Поведав о событиях в городе, Матвеич рассказал Егору, что Настасья умерла при родах.
— А ребенок? — заволновался Ермолаев. — Где ребенок, кто родился?
— Дитё? Дитё живо, девочка родилась… — что-то уж очень подозрительно мялся Матвеич, бросая жалобные взгляды на жену. А старуха омертвело, изменившись в лице, застыла у печи.
— Ну, Матвеич, не томи душу! — поторопил его Ермолаев. — Где ребёнок?
— Понимаешь, Егор Корнилыч, какое дело… — старик неожиданно завеличал Ермолаева по отчеству. — Девочку Варей звать…
— Да где же она? Матвеич, не тяни, говори! — взмолился Ермолаев.

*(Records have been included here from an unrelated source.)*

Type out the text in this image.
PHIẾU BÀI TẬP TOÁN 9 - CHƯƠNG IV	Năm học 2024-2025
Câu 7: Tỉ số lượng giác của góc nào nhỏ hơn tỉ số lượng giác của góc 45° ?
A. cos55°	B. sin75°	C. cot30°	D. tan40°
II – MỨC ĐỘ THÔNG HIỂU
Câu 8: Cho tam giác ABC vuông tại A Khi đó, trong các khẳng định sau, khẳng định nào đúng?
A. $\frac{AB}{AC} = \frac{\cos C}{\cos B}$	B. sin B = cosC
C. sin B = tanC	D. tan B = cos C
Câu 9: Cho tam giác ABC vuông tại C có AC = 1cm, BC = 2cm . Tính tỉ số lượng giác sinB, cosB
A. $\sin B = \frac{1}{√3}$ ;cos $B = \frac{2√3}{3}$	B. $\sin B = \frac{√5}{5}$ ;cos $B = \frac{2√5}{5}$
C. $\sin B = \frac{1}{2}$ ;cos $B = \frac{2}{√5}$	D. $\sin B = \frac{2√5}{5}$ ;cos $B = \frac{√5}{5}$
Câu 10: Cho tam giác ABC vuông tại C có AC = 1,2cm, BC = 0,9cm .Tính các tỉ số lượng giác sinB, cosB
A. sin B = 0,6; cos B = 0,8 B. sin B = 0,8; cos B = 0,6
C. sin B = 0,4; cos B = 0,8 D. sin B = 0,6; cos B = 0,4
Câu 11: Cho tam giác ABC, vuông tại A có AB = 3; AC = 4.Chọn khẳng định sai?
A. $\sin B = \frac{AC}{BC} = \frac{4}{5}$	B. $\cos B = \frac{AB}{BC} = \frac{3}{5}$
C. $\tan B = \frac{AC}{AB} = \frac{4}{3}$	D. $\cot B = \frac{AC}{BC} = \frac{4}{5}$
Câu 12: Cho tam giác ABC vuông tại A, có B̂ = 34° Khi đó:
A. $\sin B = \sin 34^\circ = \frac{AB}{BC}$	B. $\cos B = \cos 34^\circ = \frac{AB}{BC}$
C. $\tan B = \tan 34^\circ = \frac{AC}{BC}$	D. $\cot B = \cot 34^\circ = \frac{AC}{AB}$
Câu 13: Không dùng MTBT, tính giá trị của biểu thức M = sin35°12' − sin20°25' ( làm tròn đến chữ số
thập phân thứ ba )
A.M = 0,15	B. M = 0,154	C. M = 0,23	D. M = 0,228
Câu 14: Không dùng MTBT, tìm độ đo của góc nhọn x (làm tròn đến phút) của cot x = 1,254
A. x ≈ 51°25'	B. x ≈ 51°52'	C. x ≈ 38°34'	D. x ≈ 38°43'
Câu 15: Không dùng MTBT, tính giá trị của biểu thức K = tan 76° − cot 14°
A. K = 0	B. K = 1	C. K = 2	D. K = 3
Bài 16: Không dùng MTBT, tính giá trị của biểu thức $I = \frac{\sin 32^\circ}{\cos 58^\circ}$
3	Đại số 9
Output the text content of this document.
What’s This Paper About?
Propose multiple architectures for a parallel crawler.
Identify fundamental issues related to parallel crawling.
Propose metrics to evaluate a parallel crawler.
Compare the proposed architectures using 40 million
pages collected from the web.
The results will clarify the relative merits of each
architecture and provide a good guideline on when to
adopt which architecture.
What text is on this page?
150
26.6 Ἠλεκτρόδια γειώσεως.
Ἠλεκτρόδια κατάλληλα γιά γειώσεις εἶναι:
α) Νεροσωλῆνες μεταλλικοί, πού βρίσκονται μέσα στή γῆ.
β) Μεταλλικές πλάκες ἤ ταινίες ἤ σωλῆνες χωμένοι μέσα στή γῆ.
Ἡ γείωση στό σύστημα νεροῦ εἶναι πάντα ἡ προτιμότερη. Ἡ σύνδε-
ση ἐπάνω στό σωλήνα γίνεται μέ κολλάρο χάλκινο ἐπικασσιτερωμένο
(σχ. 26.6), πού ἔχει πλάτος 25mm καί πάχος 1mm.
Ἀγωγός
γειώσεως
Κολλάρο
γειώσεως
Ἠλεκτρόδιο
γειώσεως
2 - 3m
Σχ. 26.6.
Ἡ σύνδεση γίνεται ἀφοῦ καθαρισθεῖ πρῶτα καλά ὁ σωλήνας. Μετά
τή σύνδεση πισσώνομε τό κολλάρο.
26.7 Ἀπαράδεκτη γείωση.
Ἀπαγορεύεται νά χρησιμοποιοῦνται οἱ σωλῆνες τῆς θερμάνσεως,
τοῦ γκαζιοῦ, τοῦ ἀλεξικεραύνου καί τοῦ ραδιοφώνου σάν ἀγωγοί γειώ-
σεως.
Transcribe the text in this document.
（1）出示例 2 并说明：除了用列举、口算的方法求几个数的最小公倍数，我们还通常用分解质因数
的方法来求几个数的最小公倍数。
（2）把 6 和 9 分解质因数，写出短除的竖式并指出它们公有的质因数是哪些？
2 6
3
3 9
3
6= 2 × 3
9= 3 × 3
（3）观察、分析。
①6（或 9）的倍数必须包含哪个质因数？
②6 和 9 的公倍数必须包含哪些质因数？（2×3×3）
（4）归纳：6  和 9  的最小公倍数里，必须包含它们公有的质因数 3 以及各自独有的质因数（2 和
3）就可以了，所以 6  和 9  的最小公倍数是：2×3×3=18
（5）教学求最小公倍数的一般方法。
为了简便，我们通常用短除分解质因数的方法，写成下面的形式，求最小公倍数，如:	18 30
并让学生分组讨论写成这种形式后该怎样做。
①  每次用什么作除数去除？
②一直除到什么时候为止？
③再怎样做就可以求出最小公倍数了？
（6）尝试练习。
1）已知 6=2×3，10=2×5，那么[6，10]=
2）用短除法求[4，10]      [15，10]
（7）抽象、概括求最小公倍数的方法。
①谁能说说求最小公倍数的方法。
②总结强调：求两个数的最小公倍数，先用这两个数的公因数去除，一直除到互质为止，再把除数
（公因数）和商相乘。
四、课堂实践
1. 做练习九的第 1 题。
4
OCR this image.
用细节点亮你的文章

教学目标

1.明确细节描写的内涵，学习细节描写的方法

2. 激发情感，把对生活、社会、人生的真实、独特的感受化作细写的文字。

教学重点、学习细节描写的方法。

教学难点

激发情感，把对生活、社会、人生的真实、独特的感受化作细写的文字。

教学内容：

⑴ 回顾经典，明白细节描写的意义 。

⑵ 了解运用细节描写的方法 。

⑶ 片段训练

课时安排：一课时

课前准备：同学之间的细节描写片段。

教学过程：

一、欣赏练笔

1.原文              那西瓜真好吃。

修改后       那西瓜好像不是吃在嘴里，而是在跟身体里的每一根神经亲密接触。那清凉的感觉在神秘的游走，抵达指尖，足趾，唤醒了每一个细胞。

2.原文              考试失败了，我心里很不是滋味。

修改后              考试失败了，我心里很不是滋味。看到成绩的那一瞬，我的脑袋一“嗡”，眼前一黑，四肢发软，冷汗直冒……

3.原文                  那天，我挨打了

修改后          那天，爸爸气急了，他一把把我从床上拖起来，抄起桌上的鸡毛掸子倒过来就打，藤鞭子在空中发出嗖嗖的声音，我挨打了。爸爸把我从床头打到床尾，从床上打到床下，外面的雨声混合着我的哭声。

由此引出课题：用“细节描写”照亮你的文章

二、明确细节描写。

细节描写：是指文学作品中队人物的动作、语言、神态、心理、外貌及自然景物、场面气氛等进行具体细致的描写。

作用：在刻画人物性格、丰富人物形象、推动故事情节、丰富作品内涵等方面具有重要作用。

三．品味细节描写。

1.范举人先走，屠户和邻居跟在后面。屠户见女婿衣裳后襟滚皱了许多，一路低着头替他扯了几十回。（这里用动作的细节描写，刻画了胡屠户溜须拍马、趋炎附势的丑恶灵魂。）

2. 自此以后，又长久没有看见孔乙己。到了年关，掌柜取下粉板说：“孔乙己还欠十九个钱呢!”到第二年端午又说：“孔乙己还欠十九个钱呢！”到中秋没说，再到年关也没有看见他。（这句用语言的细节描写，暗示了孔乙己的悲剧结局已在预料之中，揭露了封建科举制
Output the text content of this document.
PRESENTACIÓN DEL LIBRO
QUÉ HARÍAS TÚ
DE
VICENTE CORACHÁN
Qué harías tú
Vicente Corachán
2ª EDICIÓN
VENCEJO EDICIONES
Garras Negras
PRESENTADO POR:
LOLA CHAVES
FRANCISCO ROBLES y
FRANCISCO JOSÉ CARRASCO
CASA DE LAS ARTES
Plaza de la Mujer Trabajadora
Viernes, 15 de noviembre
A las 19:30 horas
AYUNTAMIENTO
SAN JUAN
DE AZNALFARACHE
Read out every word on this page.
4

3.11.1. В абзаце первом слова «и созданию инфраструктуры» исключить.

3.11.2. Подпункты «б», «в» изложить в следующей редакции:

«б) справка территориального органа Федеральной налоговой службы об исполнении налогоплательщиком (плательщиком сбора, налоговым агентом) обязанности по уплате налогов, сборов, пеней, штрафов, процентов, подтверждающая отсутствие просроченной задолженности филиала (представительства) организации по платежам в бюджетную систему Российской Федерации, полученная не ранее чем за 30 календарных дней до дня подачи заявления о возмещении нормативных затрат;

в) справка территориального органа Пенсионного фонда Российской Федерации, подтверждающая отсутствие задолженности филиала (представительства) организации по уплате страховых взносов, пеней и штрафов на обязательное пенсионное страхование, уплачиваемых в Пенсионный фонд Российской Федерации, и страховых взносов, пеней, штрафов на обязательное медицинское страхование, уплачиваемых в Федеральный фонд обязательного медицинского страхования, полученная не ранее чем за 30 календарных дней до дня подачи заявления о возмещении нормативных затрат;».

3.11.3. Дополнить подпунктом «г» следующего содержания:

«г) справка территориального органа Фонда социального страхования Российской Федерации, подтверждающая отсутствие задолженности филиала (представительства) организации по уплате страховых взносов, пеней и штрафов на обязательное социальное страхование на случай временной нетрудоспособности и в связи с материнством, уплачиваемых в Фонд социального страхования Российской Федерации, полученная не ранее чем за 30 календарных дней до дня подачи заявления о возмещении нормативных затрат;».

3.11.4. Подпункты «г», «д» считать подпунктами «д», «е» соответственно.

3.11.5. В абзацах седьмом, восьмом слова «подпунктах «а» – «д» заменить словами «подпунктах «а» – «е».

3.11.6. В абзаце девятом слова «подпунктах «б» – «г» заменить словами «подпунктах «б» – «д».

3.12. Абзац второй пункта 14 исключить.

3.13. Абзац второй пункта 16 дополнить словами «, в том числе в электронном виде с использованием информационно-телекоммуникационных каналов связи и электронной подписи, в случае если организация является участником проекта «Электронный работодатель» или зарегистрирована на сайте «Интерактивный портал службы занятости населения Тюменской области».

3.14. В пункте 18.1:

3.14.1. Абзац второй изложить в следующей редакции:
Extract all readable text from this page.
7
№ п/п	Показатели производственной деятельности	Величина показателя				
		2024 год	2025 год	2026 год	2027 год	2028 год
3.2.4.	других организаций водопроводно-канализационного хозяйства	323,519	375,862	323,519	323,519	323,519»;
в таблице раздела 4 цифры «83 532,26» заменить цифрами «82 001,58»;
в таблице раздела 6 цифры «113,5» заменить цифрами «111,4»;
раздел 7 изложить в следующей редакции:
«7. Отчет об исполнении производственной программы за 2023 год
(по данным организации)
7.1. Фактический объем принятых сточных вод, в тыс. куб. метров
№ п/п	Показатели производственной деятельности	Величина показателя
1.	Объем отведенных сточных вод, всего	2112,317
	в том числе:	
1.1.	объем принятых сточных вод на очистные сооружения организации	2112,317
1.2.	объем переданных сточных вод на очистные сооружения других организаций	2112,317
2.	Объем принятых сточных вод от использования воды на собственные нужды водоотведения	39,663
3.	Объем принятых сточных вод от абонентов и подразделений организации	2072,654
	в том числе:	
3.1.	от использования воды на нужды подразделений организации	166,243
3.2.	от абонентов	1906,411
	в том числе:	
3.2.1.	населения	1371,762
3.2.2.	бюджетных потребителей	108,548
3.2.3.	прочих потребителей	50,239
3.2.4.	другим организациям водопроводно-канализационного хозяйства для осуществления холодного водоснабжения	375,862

— Понимаешь, у нас живет Варя-то…
И Егор сразу вспомнил, что видел во дворе девочку-малютку, поразившись, что лицо девочки показалось почему-то родным и знакомым, а теперь понял, почему так показалось: девочка похожа на мать, его жену Настеньку.
— Дак позови её! — вскричал Егор, вскочив с табурета.
— Сядь, Егор Корнилыч. Сядь. Тут, вишь, какое дело… — все не мог никак что-то выговорить старик, но жена его, Мироновна, неожиданно рухнула перед Ермолаевым на колени.
— Егорушка, милый, — по лицу Мироновны струились слезы. — Да ведь девочку мы на свою фамилью записали, по деду она сейчас Петровна. Она нас тятькой да мамкой зовет, я её вынянчила, выпестовала, Егорушка!
Ермолаев закаменел. Пусто и грустно стало на душе. Поднял старуху с колен, а перед глазами — туман, разум не воспринимал её причитания:
— Оставь ее нам, Егорушка, ты ведь молодой, родятся у тебя ишшо детки, а нам она на старость — радость. Будет кому глаза нам со стариком закрыть да на погост свезти, одни ведь мы на свете.
Егор молчал, а старуха все говорила и говорила, с надеждой заглядывая ему в глаза.
Распахнулась дверь, и вместе с клубами морозного пара в комнату вошла девочка в овчинной шубке, в новеньких валеночках-катанках. Она доверчиво смотрела на Егора его, ермолаевскими, карими глазами.
— Варенька, — сказал Матвеич, — гость у нас издалека. Он на войне был. И зовут его… — он помолчал, словно спрашивая у гостя, как его величать, не услышав ответа, произнес: — А зовут его дядя Гоша.
От слов Матвеича ударила кровь в голову Егора, но стиснул зубы, чтобы не произнести ругательство и сдержать стон, рвущийся из груди.
«Матвеич прав, — подумал Егор. — Я ей действительно только дядя. Куда я с ней сейчас пойду? Ни кола, ни двора, а она здесь живет в радости да любви». Егор ласково погладил девочку по голове, на глаза навернулись непрошенные слезы.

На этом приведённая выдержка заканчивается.